Yesterday I received a great comment for my photography at the artshow case I participated in. One of my visitors said, “Your art is so pretty. So much of the stuff I see is grim and about death”. Why would I think of this as a complement? He didn’t say your art is so emotive or powerful or moving but that it was pretty. I don’t think he was saying that my art was trite. What I think that he was saying was that my art stressed beauty.
One of the things that I find in most modern art is that it is “grim” and about “death”. There seems to be a focus on being shocking and vulgar and in your face about it. There is an emphasis on deconstructing everything. I guess in a world where you don’t have a belief or hope in God much of the world is broken, hurtful, vulgar and destructive so it makes sense that artists would be drawn to point this reality out. Yet as a follower of Christ I believe that we trust in a God who redeems, renews and recreates life out of brokenness.
Paul, one of the writers of the scriptures says, “So whether you eat or drink, or whatever you do, do all for the glory of God.” Often we hear this verse quoted within the context of how we are to act in our jobs and the answer seems to be work hard, do good work and have integrity. These are all true things but there has to be more to it when we read these words of Paul. How do we live this out as artists?

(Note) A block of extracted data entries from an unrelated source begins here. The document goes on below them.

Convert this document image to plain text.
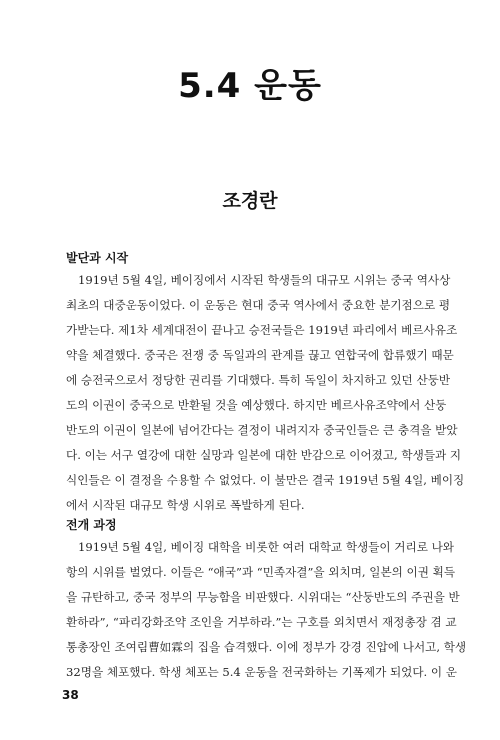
5.4 운동
조경란
발단과 시작
1919년 5월 4일, 베이징에서 시작된 학생들의 대규모 시위는 중국 역사상
최초의 대중운동이었다. 이 운동은 현대 중국 역사에서 중요한 분기점으로 평
가받는다. 제1차 세계대전이 끝나고 승전국들은 1919년 파리에서 베르사유조
약을 체결했다. 중국은 전쟁 중 독일과의 관계를 끊고 연합국에 합류했기 때문
에 승전국으로서 정당한 권리를 기대했다. 특히 독일이 차지하고 있던 산둥반
도의 이권이 중국으로 반환될 것을 예상했다. 하지만 베르사유조약에서 산둥
반도의 이권이 일본에 넘어간다는 결정이 내려지자 중국인들은 큰 충격을 받았
다. 이는 서구 열강에 대한 실망과 일본에 대한 반감으로 이어졌고, 학생들과 지
식인들은 이 결정을 수용할 수 없었다. 이 불만은 결국 1919년 5월 4일, 베이징
에서 시작된 대규모 학생 시위로 폭발하게 된다.
전개 과정
1919년 5월 4일, 베이징 대학을 비롯한 여러 대학교 학생들이 거리로 나와
항의 시위를 벌였다. 이들은 “애국”과 “민족자결”을 외치며, 일본의 이권 획득
을 규탄하고, 중국 정부의 무능함을 비판했다. 시위대는 “산둥반도의 주권을 반
환하라”, “파리강화조약 조인을 거부하라.”는 구호를 외치면서 재정총장 겸 교
통총장인 조여림曹如霖의 집을 습격했다. 이에 정부가 강경 진압에 나서고, 학생
32명을 체포했다. 학생 체포는 5.4 운동을 전국화하는 기폭제가 되었다. 이 운
38
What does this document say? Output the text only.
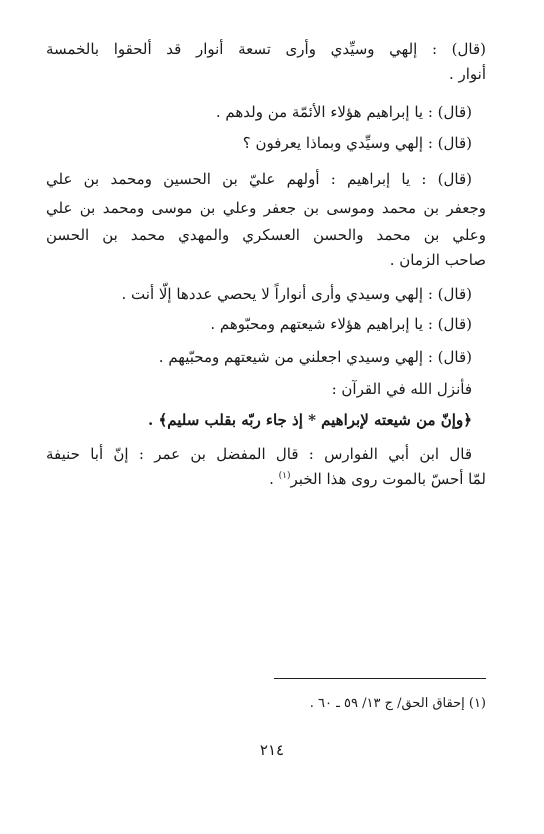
(قال) : إلهي وسيِّدي وأرى تسعة أنوار قد ألحقوا بالخمسة
أنوار .
(قال) : يا إبراهيم هؤلاء الأئمّة من ولدهم .
(قال) : إلهي وسيِّدي وبماذا يعرفون ؟
(قال) : يا إبراهيم : أولهم عليّ بن الحسين ومحمد بن علي
وجعفر بن محمد وموسى بن جعفر وعلي بن موسى ومحمد بن علي
وعلي بن محمد والحسن العسكري والمهدي محمد بن الحسن
صاحب الزمان .
(قال) : إلهي وسيدي وأرى أنواراً لا يحصي عددها إلّا أنت .
(قال) : يا إبراهيم هؤلاء شيعتهم ومحبّوهم .
(قال) : إلهي وسيدي اجعلني من شيعتهم ومحبّيهم .
فأنزل الله في القرآن :
﴿وإنّ من شيعته لإبراهيم * إذ جاء ربّه بقلب سليم﴾ .
قال ابن أبي الفوارس : قال المفضل بن عمر : إنّ أبا حنيفة
لمّا أحسّ بالموت روى هذا الخبر$^{(١)}$ .
(١) إحقاق الحق/ ج ١٣/ ٥٩ ـ ٦٠ .
٢١٤
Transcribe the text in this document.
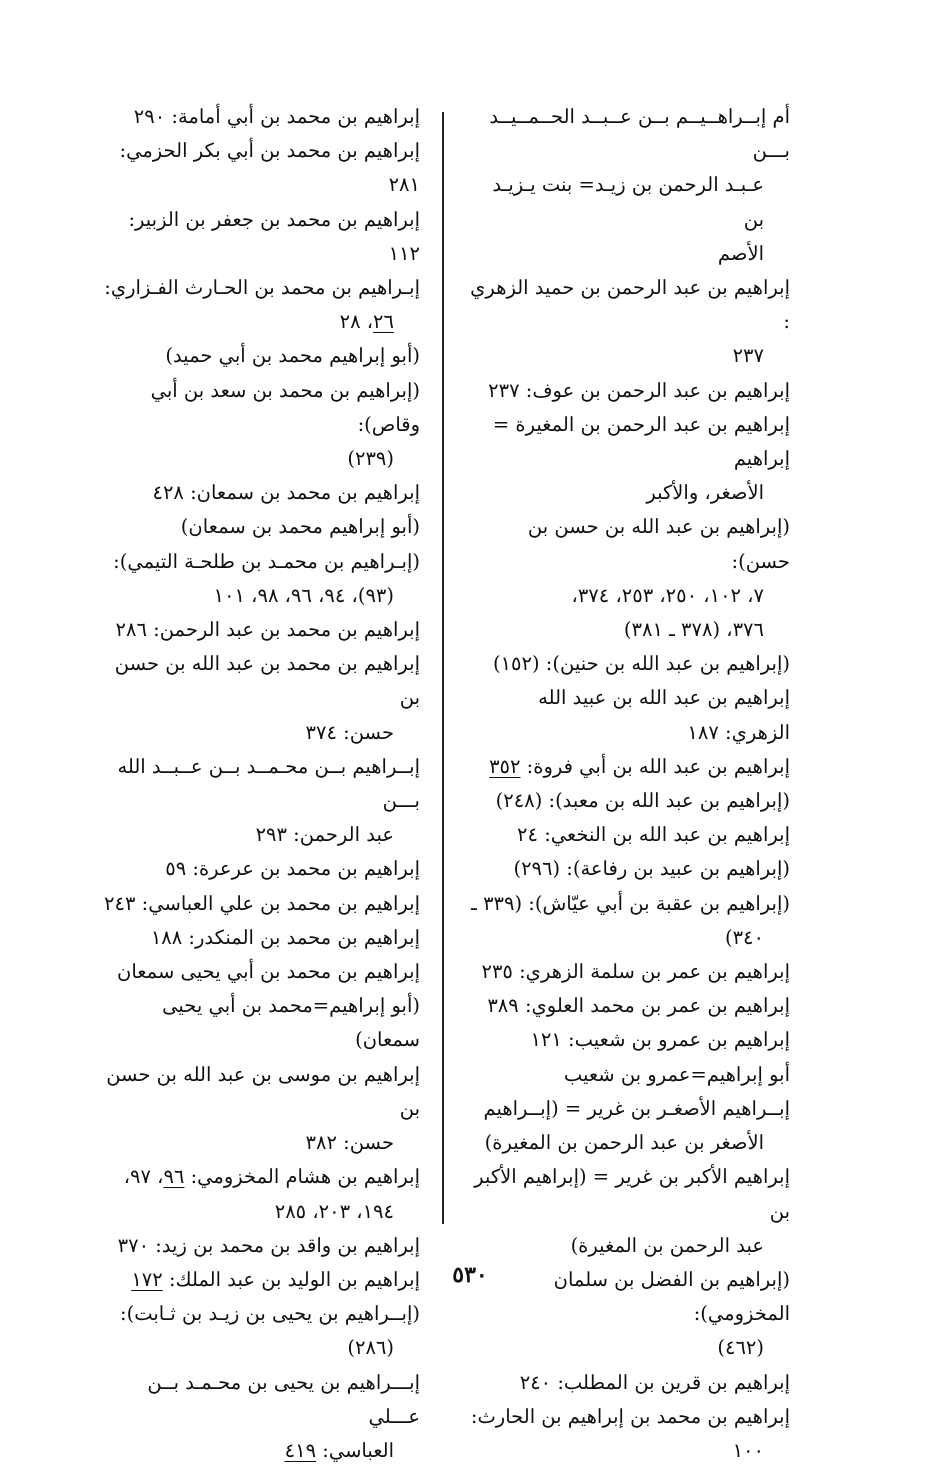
أم إبــراهــيــم بــن عــبــد الحــمــيــد بـــن

عـبـد الرحمن بن زيـد= بنت يـزيـد بن
الأصم
إبراهيم بن عبد الرحمن بن حميد الزهري :

٢٣٧
إبراهيم بن عبد الرحمن بن عوف: ٢٣٧
إبراهيم بن عبد الرحمن بن المغيرة = إبراهيم

الأصغر، والأكبر
(إبراهيم بن عبد الله بن حسن بن حسن):

٧، ١٠٢، ٢٥٠، ٢٥٣، ٣٧٤،
٣٧٦، (٣٧٨ ـ ٣٨١)
(إبراهيم بن عبد الله بن حنين): (١٥٢)
إبراهيم بن عبد الله بن عبيد الله الزهري: ١٨٧
إبراهيم بن عبد الله بن أبي فروة: ٣٥٢
(إبراهيم بن عبد الله بن معبد): (٢٤٨)
إبراهيم بن عبد الله بن النخعي: ٢٤
(إبراهيم بن عبيد بن رفاعة): (٢٩٦)
(إبراهيم بن عقبة بن أبي عيّاش): (٣٣٩ ـ

٣٤٠)
إبراهيم بن عمر بن سلمة الزهري: ٢٣٥
إبراهيم بن عمر بن محمد العلوي: ٣٨٩
إبراهيم بن عمرو بن شعيب: ١٢١
أبو إبراهيم=عمرو بن شعيب
إبــراهيم الأصغـر بن غرير = (إبــراهيم

الأصغر بن عبد الرحمن بن المغيرة)
إبراهيم الأكبر بن غرير = (إبراهيم الأكبر بن

عبد الرحمن بن المغيرة)
(إبراهيم بن الفضل بن سلمان المخزومي):

(٤٦٢)
إبراهيم بن قرين بن المطلب: ٢٤٠
إبراهيم بن محمد بن إبراهيم بن الحارث:

١٠٠
إبراهيم بن محمد بن أبي أمامة: ٢٩٠
إبراهيم بن محمد بن أبي بكر الحزمي: ٢٨١
إبراهيم بن محمد بن جعفر بن الزبير: ١١٢
إبـراهيم بن محمد بن الحـارث الفـزاري:

٢٦، ٢٨
(أبو إبراهيم محمد بن أبي حميد)
(إبراهيم بن محمد بن سعد بن أبي وقاص):

(٢٣٩)
إبراهيم بن محمد بن سمعان: ٤٢٨
(أبو إبراهيم محمد بن سمعان)
(إبـراهيم بن محمـد بن طلحـة التيمي):

(٩٣)، ٩٤، ٩٦، ٩٨، ١٠١
إبراهيم بن محمد بن عبد الرحمن: ٢٨٦
إبراهيم بن محمد بن عبد الله بن حسن بن

حسن: ٣٧٤
إبــراهيم بــن محـمــد بــن عــبــد الله بـــن

عبد الرحمن: ٢٩٣
إبراهيم بن محمد بن عرعرة: ٥٩
إبراهيم بن محمد بن علي العباسي: ٢٤٣
إبراهيم بن محمد بن المنكدر: ١٨٨
إبراهيم بن محمد بن أبي يحيى سمعان
(أبو إبراهيم=محمد بن أبي يحيى سمعان)
إبراهيم بن موسى بن عبد الله بن حسن بن

حسن: ٣٨٢
إبراهيم بن هشام المخزومي: ٩٦، ٩٧،

١٩٤، ٢٠٣، ٢٨٥
إبراهيم بن واقد بن محمد بن زيد: ٣٧٠
إبراهيم بن الوليد بن عبد الملك: ١٧٢
(إبــراهيم بن يحيى بن زيـد بن ثـابت):

(٢٨٦)
إبـــراهيم بن يحيى بن محـمـد بــن عـــلي

العباسي: ٤١٩
٥٣٠
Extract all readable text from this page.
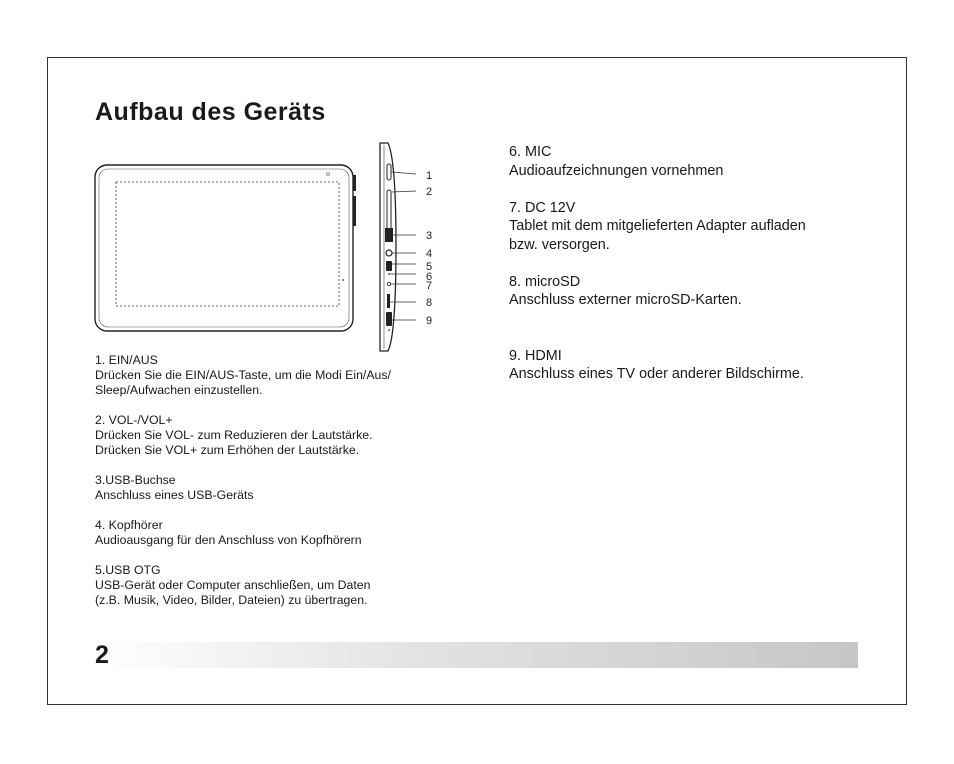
Aufbau des Geräts
1
2
3
4
5
6
7
8
9

1. EIN/AUS

Drücken Sie die EIN/AUS-Taste, um die Modi Ein/Aus/

Sleep/Aufwachen einzustellen.

2. VOL-/VOL+

Drücken Sie VOL- zum Reduzieren der Lautstärke.

Drücken Sie VOL+ zum Erhöhen der Lautstärke.

3.USB-Buchse

Anschluss eines USB-Geräts

4. Kopfhörer

Audioausgang für den Anschluss von Kopfhörern

5.USB OTG

USB-Gerät oder Computer anschließen, um Daten

(z.B. Musik, Video, Bilder, Dateien) zu übertragen.

6. MIC

Audioaufzeichnungen vornehmen

7. DC 12V

Tablet mit dem mitgelieferten Adapter aufladen

bzw. versorgen.

8. microSD

Anschluss externer microSD-Karten.

9. HDMI

Anschluss eines TV oder anderer Bildschirme.

2
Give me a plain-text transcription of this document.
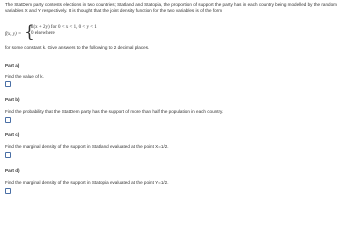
The StatDem party contests elections in two countries; Statland and Statopia, the proportion of support the party has in each country being modelled by the random variables X and Y respectively. It is thought that the joint density function for the two variables is of the form
f(x, y) = {
k(x + 2y) for 0 < x < 1, 0 < y < 1
0 elsewhere
for some constant k. Give answers to the following to 2 decimal places.
Part a)
Find the value of k.
Part b)
Find the probability that the StatDem party has the support of more than half the population in each country.
Part c)
Find the marginal density of the support in Statland evaluated at the point X=1/2.
Part d)
Find the marginal density of the support in Statopia evaluated at the point Y=1/2.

I’m drawn back to contrast between deconstructing life and constructing a reality that exlemplifies that redeeming, renewing, recreating reality that is essential to who God is and what he does in fulfilling his promises. With that in mind one of my goals is to create art that displays that redeeming, renewing and life creating hope that comes from Jesus life, death and resurrection. For me as a landscape/seascape photographer that means that I showcase beauty. It also means that I want to create images that point out a transcendent reality that a creative, loving and transforming God is at work. Nature declares his glory. Nature displays the goodness of his creation and his power to create life out of brokenness. So when I hear “your art is pretty” I do believe it is a great complement because it reveals that I have been true to my vocation as an artist who has trusted in a redeeming, renewing and saving God.